Puis, l’administration a ouvert la porte à une commémoration plus honorable. Enfin.

C’est là une des qualités discrètes du maire Coderre : il accorde une grande importance au devoir de mémoire, même si rien ne l’y oblige.

Il a tourné la page sur le fiasco de l’avenue Parc/ Robert-Bourassa. Il travaille à une reconnaissance des femmes qui ont bâti Montréal. Et il entend effacer l’affront fait aux Richler en baptisant autre chose qu’un gazebo.

La bibliothèque du Mile End semble avoir été choisie, mais d’autres suggèrent néanmoins le parc à l’angle de Rachel et Saint-Laurent. Ou encore un tronçon de la rue Saint-Urbain ou de l’avenue du Mont-Royal.

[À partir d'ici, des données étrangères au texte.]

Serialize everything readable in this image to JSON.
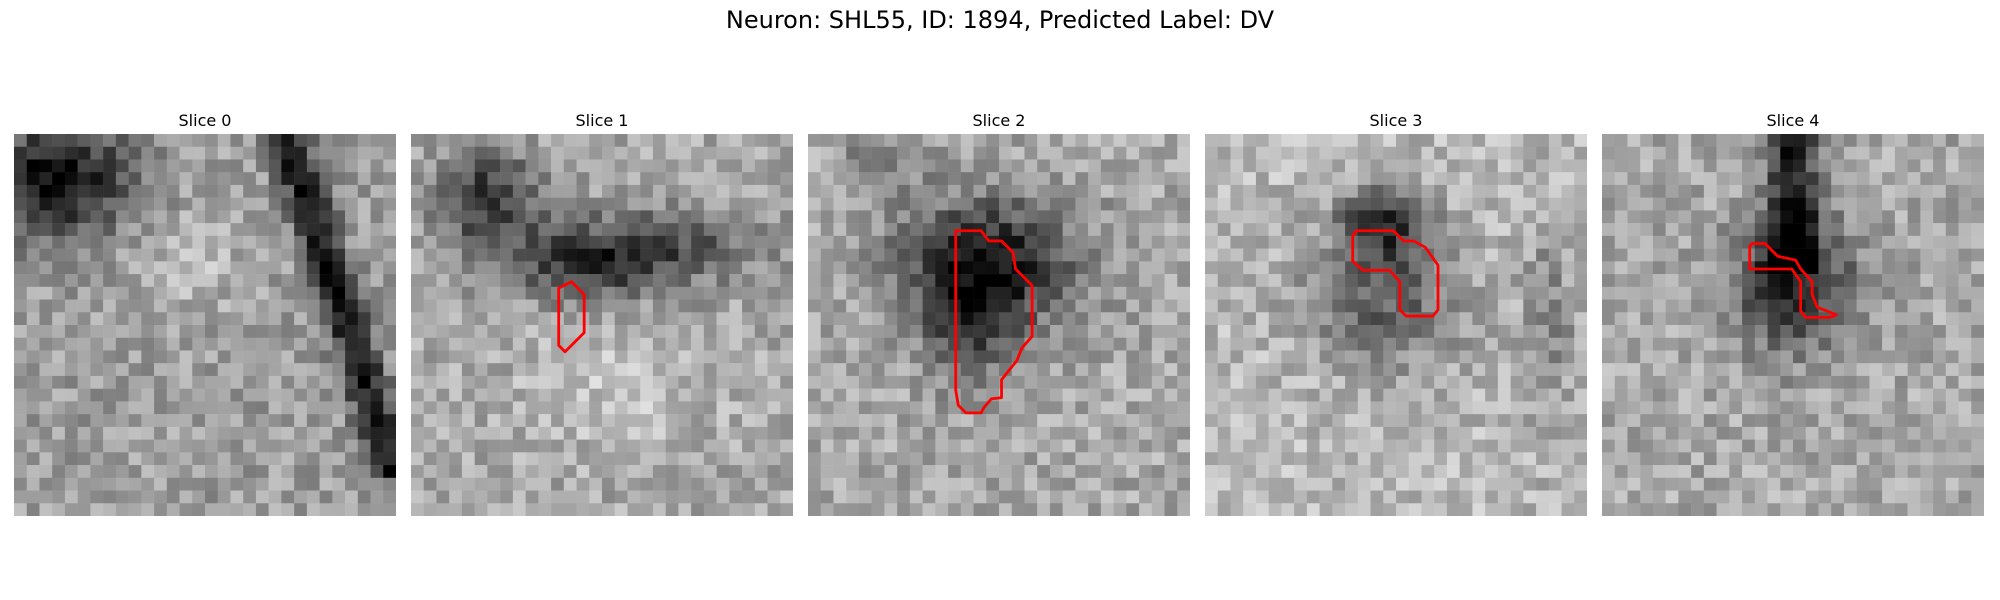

J’aime bien l’idée de la bibliothèque, qui révèle l’importance littéraire d’un géant internationalement reconnu. Comme j’aime l’initiative récente de Boréal, qui a décidé de retraduire l’œuvre si mal traduite de Richler. Mais plus encore, j’aime qu’on ose enfin aborder l’écrivain autrement qu’en vil détracteur.

Certains préféraient qu’on oublie Richler en guise d’affirmation collective. Or la véritable affirmation serait justement de l’intégrer à la mémoire collective.